Cummings juga absen di Vuelta a Espana, yang berarti ia tidak hadir di Grand Tour apa pun bersama timnya pada tahun 2024. Ketidakpuasan semakin menjadi ketika Cummings digantikan oleh pelatih Pidcock sendiri, Kurt Bogaerts, dalam Tour of Britain. Akhirnya, Cummings memutuskan hengkang dan bergabung dengan Jayco-AlUla musim depan.
Sementara itu, Pidcock semakin dikaitkan dengan tim lain, seperti Q36.5 dari Swiss dan Red Bull-Bora-Hansgrohe. Spekulasi tersebut sempat membuatnya "lelah secara mental", seperti yang ia ungkapkan pada bulan Agustus lalu.

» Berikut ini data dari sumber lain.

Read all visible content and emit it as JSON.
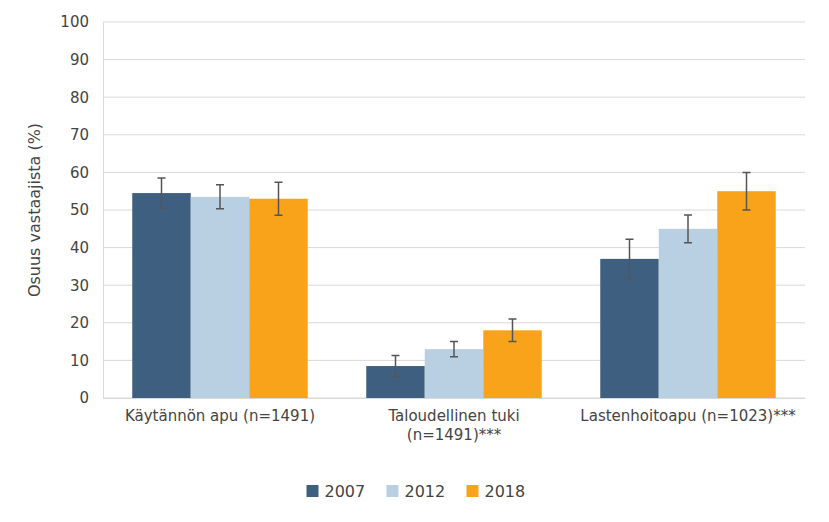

Kini, menyusul Cummings, Pidcock, Jhonatan Narvaez, dan Luke Rowe, Ethan Hayter juga dipastikan akan meninggalkan Ineos Grenadiers. Pembalap Inggris yang menjanjikan itu akan bergabung dengan Soudal-Quick Step musim depan.

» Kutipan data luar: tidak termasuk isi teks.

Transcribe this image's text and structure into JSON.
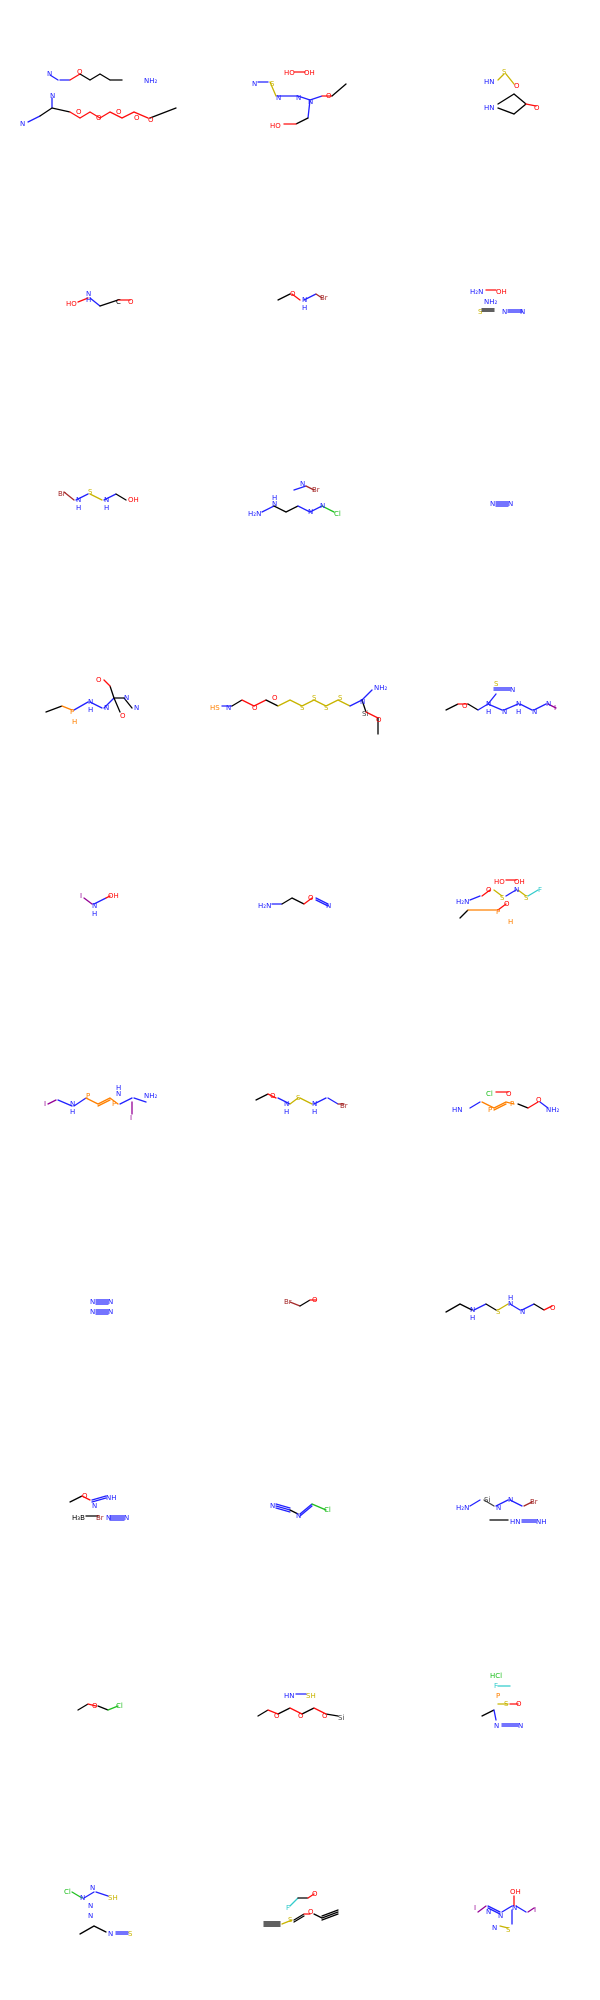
{
  "palette": {
    "carbon": "#000000",
    "nitrogen": "#2121ff",
    "oxygen": "#ff0d0d",
    "sulfur": "#c8b400",
    "phosphorus": "#ff8000",
    "bromine": "#a52a2a",
    "iodine": "#940094",
    "chlorine": "#1fbf1f",
    "fluorine": "#33cccc",
    "silicon": "#404040"
  },
  "molecules": [
    {
      "labels": [
        "N",
        "O",
        "NH₂",
        "N",
        "N",
        "O",
        "O",
        "O",
        "O",
        "O"
      ]
    },
    {
      "labels": [
        "HO",
        "OH",
        "N",
        "S",
        "N",
        "N",
        "N",
        "O",
        "HO"
      ]
    },
    {
      "labels": [
        "HN",
        "S",
        "O",
        "HN",
        "O"
      ]
    },
    {
      "labels": [
        "HO",
        "N",
        "H",
        "C",
        "O"
      ]
    },
    {
      "labels": [
        "O",
        "N",
        "H",
        "Br"
      ]
    },
    {
      "labels": [
        "H₂N",
        "OH",
        "NH₂",
        "S",
        "N",
        "N"
      ]
    },
    {
      "labels": [
        "Br",
        "N",
        "H",
        "S",
        "N",
        "H",
        "OH"
      ]
    },
    {
      "labels": [
        "N",
        "Br",
        "H₂N",
        "N",
        "H",
        "N",
        "N",
        "Cl"
      ]
    },
    {
      "labels": [
        "N",
        "N"
      ]
    },
    {
      "labels": [
        "P",
        "H",
        "N",
        "H",
        "N",
        "O",
        "N",
        "O",
        "N"
      ]
    },
    {
      "labels": [
        "HS",
        "N",
        "O",
        "O",
        "S",
        "S",
        "S",
        "S",
        "N",
        "NH₂",
        "Si",
        "O"
      ]
    },
    {
      "labels": [
        "O",
        "N",
        "H",
        "N",
        "N",
        "H",
        "N",
        "N",
        "I",
        "N",
        "S"
      ]
    },
    {
      "labels": [
        "I",
        "N",
        "H",
        "OH"
      ]
    },
    {
      "labels": [
        "H₂N",
        "O",
        "N"
      ]
    },
    {
      "labels": [
        "HO",
        "OH",
        "H₂N",
        "O",
        "S",
        "N",
        "S",
        "F",
        "P",
        "O",
        "H"
      ]
    },
    {
      "labels": [
        "I",
        "N",
        "H",
        "P",
        "P",
        "N",
        "H",
        "NH₂",
        "I"
      ]
    },
    {
      "labels": [
        "O",
        "N",
        "H",
        "S",
        "N",
        "H",
        "Br"
      ]
    },
    {
      "labels": [
        "Cl",
        "O",
        "HN",
        "P",
        "P",
        "O",
        "NH₂"
      ]
    },
    {
      "labels": [
        "N",
        "N",
        "N",
        "N"
      ]
    },
    {
      "labels": [
        "Br",
        "O"
      ]
    },
    {
      "labels": [
        "N",
        "H",
        "S",
        "N",
        "H",
        "N",
        "O"
      ]
    },
    {
      "labels": [
        "O",
        "N",
        "NH",
        "H₃B",
        "Br",
        "N",
        "N"
      ]
    },
    {
      "labels": [
        "N",
        "N",
        "Cl"
      ]
    },
    {
      "labels": [
        "H₂N",
        "Si",
        "N",
        "N",
        "Br",
        "HN",
        "NH"
      ]
    },
    {
      "labels": [
        "O",
        "Cl"
      ]
    },
    {
      "labels": [
        "HN",
        "SH",
        "O",
        "O",
        "O",
        "Si"
      ]
    },
    {
      "labels": [
        "HCl",
        "F",
        "P",
        "S",
        "O",
        "N",
        "N"
      ]
    },
    {
      "labels": [
        "Cl",
        "N",
        "N",
        "SH",
        "N",
        "N",
        "N",
        "S"
      ]
    },
    {
      "labels": [
        "F",
        "O",
        "S",
        "O"
      ]
    },
    {
      "labels": [
        "OH",
        "I",
        "N",
        "N",
        "N",
        "I",
        "N",
        "S"
      ]
    }
  ]
}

Kepergian sejumlah pembalap kunci ini tentu menjadi pukulan telak bagi Ineos Grenadiers. Mereka harus kehilangan empat pembalap penting dan satu direktur olahraga. Meski tidak ada yang bisa menggantikan secara langsung, membangkitkan kembali moral bukanlah hal yang mudah.
Baru-baru ini, Pidcock sempat mengomentari masalah internal dan performa tim musim ini. "Ini bukan yang kami inginkan, tetapi saya melihat banyak perubahan positif. Tentu saja, setiap orang mengakui adanya kesulitan ketika kamu melakukan perubahan, dan kami melihat perubahan itu terjadi. Saya berharap hal ini bisa dibalikkan."
Mungkinkah masih ada harapan di ujung terowongan? Kemungkinan itu bisa saja terjadi, mengingat Ineos Grenadiers telah merekrut Sam Watson, pembalap muda Inggris berusia 23 tahun dari Groupama FDJ. Watson merupakan salah satu dari sejumlah nama baru yang akan memperkuat tim pada tahun 2025.
Selain Watson, Ineos juga mendatangkan Bob Jungels, pemenang Liège-Bastogne-Liège dari Red Bull-Bora-Hansgrohe, dan Axel Laurance, juara dunia U23 dari Alpecin-Deceuninck. Tim ini masih diperkuat oleh Bernal dan climber Carlos Rodriguez, yang menunjukkan performa menjanjikan di Grand Tour.
Di era di mana tim-tim dengan anggaran besar bermunculan, seperti Red Bull-Bora-Hansgrohe dan Visma-Lease a Bike, Ineos Grenadiers mungkin harus mulai terbiasa dengan kenyataan bahwa mereka tidak lagi menjadi penguasa Grand Tour. Dengan mengakui hal ini, tim diharapkan menjadi lebih terbuka dan menemukan kedamaian batin yang sangat mereka butuhkan saat ini.